Tuesday, May 19, 2009

ummmm...i have a confession to make!

i kinda felt bad for wagging or skipping early morning, i know i shouldn't have, but i felt guilty sooo in the end i went back to class - but i never really meant to do it. i kinda woke up late and the bus to get to school comes every half an hour so i would have been late anyway. i blame not sleeping enough these days - you wouldn't believe how much i sleep i got on Monday, 3 hours. My mum is kinda getting worried that i'm getting thinner and thinner, but i'm eating correctly and all, but i thought i ate quite alot of chocolate and ice cream lately - shouldn't i be gaining weight?weird body probably - :P.

Sunday, May 17, 2009

how do i really feel after breaking up with him and why did i do it?

Why did i break up with him?
Well lets say it all started with the beginning of this year, seems so long ago doesn't it - things just weren't feeling right and to be honest i never really felt the same after the last time we reconciled and i thought it's time to end this relationship that is going nowhere (things is that we didn't get any closer, probably forgot about each other half the time and loved each other more like siblings than lovers - people who have been through a relationship that didn't go right would know the feeling).

HOw do i feel now?
Technically speaking, i was really upset when i broke up with him and to tell you the truth, i was a coward who couldn't do the right thing and do it face to face like a normal person. I ended up doing it online - i know awful person who couldn't really set things straight. Now? i feel less pain i guess, after knowing that we just weren't right for each other and that things would be alot better if we just went back to being friends. :)

Sooooo....hyung, don't worry, i'm fine and i can look after myself even though i did go emo for a little while, i'm all better now and back to my happy self. I found one thing worked during my time of sadness that cheered me up heaps, CHOCOLATE, ICE CREAM AND my puppet, the giraffe. i'll show you how he looks like one day. have a nice day peoples or followers whoever or whatever you're called.
xoxo

Tuesday, May 12, 2009

NOTE:another random blog!!!!

much can be said about me, but one is for certain - I HATE UPDATING MY BLOG. As it seems i prefer reading blogs instead, and the sentence, "Note to self:Don't marry an engineer" caught my eye. I actually cracked up after reading that one - sarah you're always right(the note came from Sarah's page)- engineers don't seem like a fun person according to internerds , but what is considered a fun person in the first place?

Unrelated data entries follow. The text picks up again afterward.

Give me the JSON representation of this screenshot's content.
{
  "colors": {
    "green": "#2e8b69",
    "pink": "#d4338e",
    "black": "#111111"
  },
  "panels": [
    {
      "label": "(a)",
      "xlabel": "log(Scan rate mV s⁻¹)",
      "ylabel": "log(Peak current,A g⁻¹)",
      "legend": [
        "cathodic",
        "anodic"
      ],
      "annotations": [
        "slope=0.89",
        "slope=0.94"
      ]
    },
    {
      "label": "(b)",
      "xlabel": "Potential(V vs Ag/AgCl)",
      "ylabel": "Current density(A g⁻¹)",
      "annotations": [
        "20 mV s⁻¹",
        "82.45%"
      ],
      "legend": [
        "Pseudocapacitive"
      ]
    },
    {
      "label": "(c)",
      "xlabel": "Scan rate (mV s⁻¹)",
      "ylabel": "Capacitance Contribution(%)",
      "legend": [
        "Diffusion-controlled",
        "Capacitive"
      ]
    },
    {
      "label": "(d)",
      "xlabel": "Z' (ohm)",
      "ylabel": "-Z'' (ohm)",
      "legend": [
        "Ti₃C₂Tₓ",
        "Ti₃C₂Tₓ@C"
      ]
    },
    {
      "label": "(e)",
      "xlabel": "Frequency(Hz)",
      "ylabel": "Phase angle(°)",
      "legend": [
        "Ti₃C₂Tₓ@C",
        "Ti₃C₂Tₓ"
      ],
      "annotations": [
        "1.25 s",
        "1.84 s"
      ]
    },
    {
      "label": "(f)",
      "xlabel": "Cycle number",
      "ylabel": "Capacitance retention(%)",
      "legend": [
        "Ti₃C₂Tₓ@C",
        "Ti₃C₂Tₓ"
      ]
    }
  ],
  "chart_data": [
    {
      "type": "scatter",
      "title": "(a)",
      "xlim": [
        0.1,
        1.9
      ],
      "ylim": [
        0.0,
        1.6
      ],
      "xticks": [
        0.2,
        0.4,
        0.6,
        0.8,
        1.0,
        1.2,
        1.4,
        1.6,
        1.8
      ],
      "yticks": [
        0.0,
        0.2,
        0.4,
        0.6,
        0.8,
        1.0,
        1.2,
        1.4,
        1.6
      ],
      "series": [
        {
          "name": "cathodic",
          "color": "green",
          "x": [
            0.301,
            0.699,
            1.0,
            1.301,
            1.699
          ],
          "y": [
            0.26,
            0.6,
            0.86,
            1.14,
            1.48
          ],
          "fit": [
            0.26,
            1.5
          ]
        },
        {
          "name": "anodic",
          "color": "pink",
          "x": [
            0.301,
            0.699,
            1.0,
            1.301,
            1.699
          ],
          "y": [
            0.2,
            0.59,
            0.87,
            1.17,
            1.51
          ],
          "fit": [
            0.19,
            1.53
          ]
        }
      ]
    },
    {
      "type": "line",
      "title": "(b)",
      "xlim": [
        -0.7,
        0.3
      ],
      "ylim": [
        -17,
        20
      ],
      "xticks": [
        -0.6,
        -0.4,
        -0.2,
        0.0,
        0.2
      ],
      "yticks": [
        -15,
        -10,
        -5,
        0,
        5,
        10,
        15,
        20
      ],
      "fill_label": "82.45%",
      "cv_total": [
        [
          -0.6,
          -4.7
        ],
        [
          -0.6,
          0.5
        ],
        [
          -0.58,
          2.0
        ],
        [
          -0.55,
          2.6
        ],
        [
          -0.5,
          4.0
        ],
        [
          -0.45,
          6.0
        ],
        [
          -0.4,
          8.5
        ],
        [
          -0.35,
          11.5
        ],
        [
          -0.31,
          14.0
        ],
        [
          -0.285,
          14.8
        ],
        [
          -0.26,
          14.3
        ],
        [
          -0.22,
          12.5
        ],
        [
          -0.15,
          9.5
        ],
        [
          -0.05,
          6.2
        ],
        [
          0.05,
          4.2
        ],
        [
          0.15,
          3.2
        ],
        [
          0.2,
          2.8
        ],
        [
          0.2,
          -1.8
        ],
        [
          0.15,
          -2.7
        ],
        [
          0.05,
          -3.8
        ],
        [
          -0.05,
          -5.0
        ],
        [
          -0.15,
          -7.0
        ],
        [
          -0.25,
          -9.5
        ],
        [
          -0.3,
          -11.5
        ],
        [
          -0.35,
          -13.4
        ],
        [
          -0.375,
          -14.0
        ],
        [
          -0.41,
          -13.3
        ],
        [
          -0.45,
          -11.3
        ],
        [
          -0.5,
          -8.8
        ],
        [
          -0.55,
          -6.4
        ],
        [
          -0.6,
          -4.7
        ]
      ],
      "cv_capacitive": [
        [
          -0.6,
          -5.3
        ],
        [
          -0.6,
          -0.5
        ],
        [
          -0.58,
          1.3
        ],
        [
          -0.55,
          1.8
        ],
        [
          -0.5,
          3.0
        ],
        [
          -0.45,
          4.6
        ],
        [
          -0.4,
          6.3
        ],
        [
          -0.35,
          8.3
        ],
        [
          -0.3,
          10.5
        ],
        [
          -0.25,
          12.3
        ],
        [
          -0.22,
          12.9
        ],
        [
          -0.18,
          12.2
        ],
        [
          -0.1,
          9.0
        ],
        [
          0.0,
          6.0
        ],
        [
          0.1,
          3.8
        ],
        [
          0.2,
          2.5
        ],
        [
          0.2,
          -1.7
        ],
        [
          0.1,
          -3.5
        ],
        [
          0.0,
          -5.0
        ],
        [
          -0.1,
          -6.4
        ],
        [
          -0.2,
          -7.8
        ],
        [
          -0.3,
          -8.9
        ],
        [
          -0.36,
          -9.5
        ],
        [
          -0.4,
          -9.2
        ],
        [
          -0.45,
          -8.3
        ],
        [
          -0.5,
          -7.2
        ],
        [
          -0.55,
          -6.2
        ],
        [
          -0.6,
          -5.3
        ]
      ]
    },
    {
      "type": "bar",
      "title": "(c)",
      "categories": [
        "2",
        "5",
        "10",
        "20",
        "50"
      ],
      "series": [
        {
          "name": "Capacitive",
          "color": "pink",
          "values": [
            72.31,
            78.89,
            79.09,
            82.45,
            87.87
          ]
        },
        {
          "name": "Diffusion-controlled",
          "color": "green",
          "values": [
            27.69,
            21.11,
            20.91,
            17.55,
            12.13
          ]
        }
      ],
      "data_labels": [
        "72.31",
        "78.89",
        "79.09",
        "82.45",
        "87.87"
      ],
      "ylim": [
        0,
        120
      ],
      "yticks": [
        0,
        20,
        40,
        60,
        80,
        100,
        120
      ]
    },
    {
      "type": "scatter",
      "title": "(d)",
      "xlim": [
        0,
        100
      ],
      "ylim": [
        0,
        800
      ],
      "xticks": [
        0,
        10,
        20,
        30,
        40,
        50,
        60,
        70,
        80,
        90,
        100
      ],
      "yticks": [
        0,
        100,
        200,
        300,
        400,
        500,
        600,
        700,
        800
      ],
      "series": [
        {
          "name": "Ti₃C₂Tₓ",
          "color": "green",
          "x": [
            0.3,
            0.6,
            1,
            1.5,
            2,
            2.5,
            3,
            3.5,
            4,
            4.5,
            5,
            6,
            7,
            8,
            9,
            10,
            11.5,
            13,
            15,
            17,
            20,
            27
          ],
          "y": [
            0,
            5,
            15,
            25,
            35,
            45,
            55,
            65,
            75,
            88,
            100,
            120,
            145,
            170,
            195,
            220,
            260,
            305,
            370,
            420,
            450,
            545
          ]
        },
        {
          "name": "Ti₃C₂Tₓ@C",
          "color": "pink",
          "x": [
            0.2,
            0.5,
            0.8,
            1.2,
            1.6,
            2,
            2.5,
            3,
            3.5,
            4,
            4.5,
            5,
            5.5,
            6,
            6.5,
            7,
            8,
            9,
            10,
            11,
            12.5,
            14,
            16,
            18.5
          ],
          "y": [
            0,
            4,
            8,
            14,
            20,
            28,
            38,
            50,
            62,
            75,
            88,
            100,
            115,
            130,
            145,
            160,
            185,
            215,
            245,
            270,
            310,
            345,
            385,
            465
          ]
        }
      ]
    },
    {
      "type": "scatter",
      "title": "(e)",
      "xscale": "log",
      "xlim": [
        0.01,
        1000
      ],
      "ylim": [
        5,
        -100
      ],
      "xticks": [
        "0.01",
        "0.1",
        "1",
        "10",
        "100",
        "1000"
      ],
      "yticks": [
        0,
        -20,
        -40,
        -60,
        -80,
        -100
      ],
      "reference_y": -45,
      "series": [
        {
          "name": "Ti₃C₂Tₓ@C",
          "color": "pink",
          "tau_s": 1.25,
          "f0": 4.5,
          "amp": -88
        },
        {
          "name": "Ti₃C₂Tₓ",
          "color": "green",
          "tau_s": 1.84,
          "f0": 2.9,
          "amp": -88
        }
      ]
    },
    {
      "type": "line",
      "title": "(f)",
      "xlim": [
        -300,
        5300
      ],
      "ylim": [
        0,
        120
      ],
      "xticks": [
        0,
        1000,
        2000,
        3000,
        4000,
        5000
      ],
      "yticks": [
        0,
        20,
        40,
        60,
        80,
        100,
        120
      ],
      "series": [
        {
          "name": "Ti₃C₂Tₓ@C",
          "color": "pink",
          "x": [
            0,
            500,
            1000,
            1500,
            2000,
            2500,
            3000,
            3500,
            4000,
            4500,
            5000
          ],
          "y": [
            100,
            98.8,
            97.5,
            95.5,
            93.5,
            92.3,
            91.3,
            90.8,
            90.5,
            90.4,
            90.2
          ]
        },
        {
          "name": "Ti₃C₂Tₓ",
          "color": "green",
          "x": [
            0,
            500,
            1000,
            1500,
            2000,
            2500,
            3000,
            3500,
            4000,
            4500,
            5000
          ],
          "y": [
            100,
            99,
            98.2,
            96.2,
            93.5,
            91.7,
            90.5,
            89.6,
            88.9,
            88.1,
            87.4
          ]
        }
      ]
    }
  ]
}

The future is something that can be changed, soooooooo scarebear - you never know, you just might marry an engineer, love him to bits, have the average 2.5 kids or more and live the rest of your life with the most unromantic person in the whole wide world. MUAHAHAHAHAHA!!!! I'm nasty today, we all know that she doesn't want to marry a engineer, but if she does - we can forever mention the fact that she hated him from the beginning because he was an engineer!

Sunday, May 3, 2009

My addiction to.......ICE CREAM!!!!


OMG! i know, it's hard to believe that I,Priscilla Wong managed to not eat ice cream for a week and then find that i have forgotten the flavour of ICE CREAm! I don't know if it's just me, but ice cream tastes a hell lot better after not eating it for a week and then become addicted to it due to not eating it. This is such a random blog, but i just had to report about it because according to my friend SARAH, I'm a lazy blogger and i've come to an agreement with myself to update my blog at least once a month. Soooo... my stint from ice cream for a week works - note to anyone reading my blog: this is one of those one of a lifetime things you have to try to really know the taste of ice cream, and remember to buy your favourite ice cream afterwards, personally i go to buy gelato in Fremantle. I know a man there who makes fresh homemade gelato, anyone interested? hmmm...actually i'll keep the secret of the place to myself now, i'm such a selfish creature aren't i?Maybe if someone reads and begs me one day....

You know what writing a blog at 3am in the morning is the worst thing i've ever done, i've probably wrote utter rubish on here. Oh well - try to make some sense of it, at least i made an effort right?